1. Définir vos cibles avant de prospecter
L'erreur la plus fréquente : vouloir automatiser avant d'avoir défini à qui on s'adresse. Un système de prospection bien configuré sur une cible floue produit beaucoup de contacts et peu de résultats.
Les trois segments à distinguer
La restauration est le débouché naturel pour un vigneron qui cherche à travailler en direct, sans intermédiaire. Le volume unitaire est limité, mais la marge et la visibilité sont maximales. Ciblez d'abord les restaurants indépendants (pas les chaînes), dans un rayon géographique que vous pouvez couvrir pour les livraisons ou les visites.
Les cavistes indépendants offrent un volume plus important, une clientèle déjà sensibilisée au vin, et un potentiel de référencement durable. Ils sont souvent approchés par des dizaines de vignerons — votre angle de différenciation (terroir, méthode, histoire) doit être clair dès le premier message.

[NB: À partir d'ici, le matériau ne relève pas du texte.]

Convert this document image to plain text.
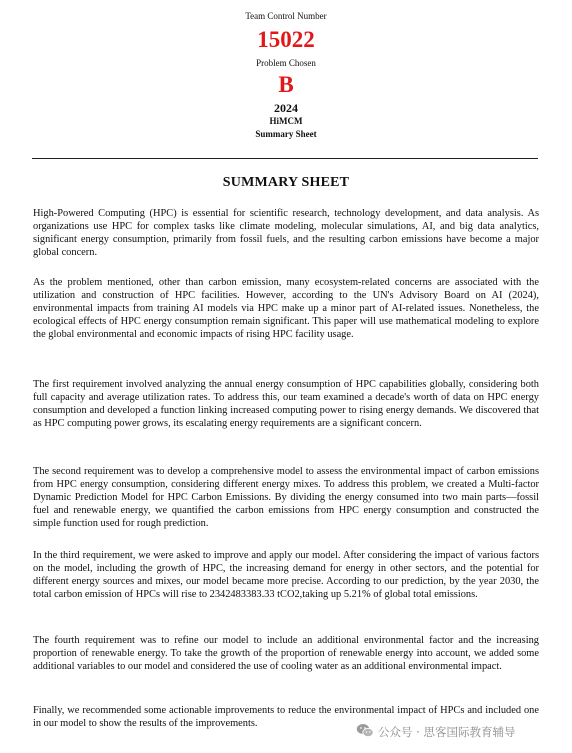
Team Control Number
15022
Problem Chosen
B
2024
HiMCM
Summary Sheet
SUMMARY SHEET

High-Powered Computing (HPC) is essential for scientific research, technology development, and data analysis. As organizations use HPC for complex tasks like climate modeling, molecular simulations, AI, and big data analytics, significant energy consumption, primarily from fossil fuels, and the resulting carbon emissions have become a major global concern.

As the problem mentioned, other than carbon emission, many ecosystem-related concerns are associated with the utilization and construction of HPC facilities. However, according to the UN's Advisory Board on AI (2024), environmental impacts from training AI models via HPC make up a minor part of AI-related issues. Nonetheless, the ecological effects of HPC energy consumption remain significant. This paper will use mathematical modeling to explore the global environmental and economic impacts of rising HPC facility usage.

The first requirement involved analyzing the annual energy consumption of HPC capabilities globally, considering both full capacity and average utilization rates. To address this, our team examined a decade's worth of data on HPC energy consumption and developed a function linking increased computing power to rising energy demands. We discovered that as HPC computing power grows, its escalating energy requirements are a significant concern.

The second requirement was to develop a comprehensive model to assess the environmental impact of carbon emissions from HPC energy consumption, considering different energy mixes. To address this problem, we created a Multi-factor Dynamic Prediction Model for HPC Carbon Emissions. By dividing the energy consumed into two main parts—fossil fuel and renewable energy, we quantified the carbon emissions from HPC energy consumption and constructed the simple function used for rough prediction.

In the third requirement, we were asked to improve and apply our model. After considering the impact of various factors on the model, including the growth of HPC, the increasing demand for energy in other sectors, and the potential for different energy sources and mixes, our model became more precise. According to our prediction, by the year 2030, the total carbon emission of HPCs will rise to 2342483383.33 tCO2,taking up 5.21% of global total emissions.

The fourth requirement was to refine our model to include an additional environmental factor and the increasing proportion of renewable energy. To take the growth of the proportion of renewable energy into account, we added some additional variables to our model and considered the use of cooling water as an additional environmental impact.

Finally, we recommended some actionable improvements to reduce the environmental impact of HPCs and included one in our model to show the results of the improvements.

公众号 · 思客国际教育辅导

Les importateurs et distributeurs export demandent un cycle de vente plus long mais ouvrent des marchés que vous ne pouvez pas adresser seul. Pour ce segment, la prospection automatisée ne fait que le premier contact — la relation se construit ensuite sur la durée.
2. Construire votre liste de prospects
Avant d'automatiser les envois, il faut une liste. Voici les méthodes qui fonctionnent sans acheter de base de données :
Pour les restaurants et cavistes
- Google Maps : recherche par ville + type d'établissement. Exportable manuellement ou via des outils de scraping légaux (Outscraper, PhantomBuster).
- La Fourchette / TheFork : les restaurants présents sur la plateforme ont généralement une carte des vins — vous pouvez identifier ceux qui travaillent déjà dans votre style.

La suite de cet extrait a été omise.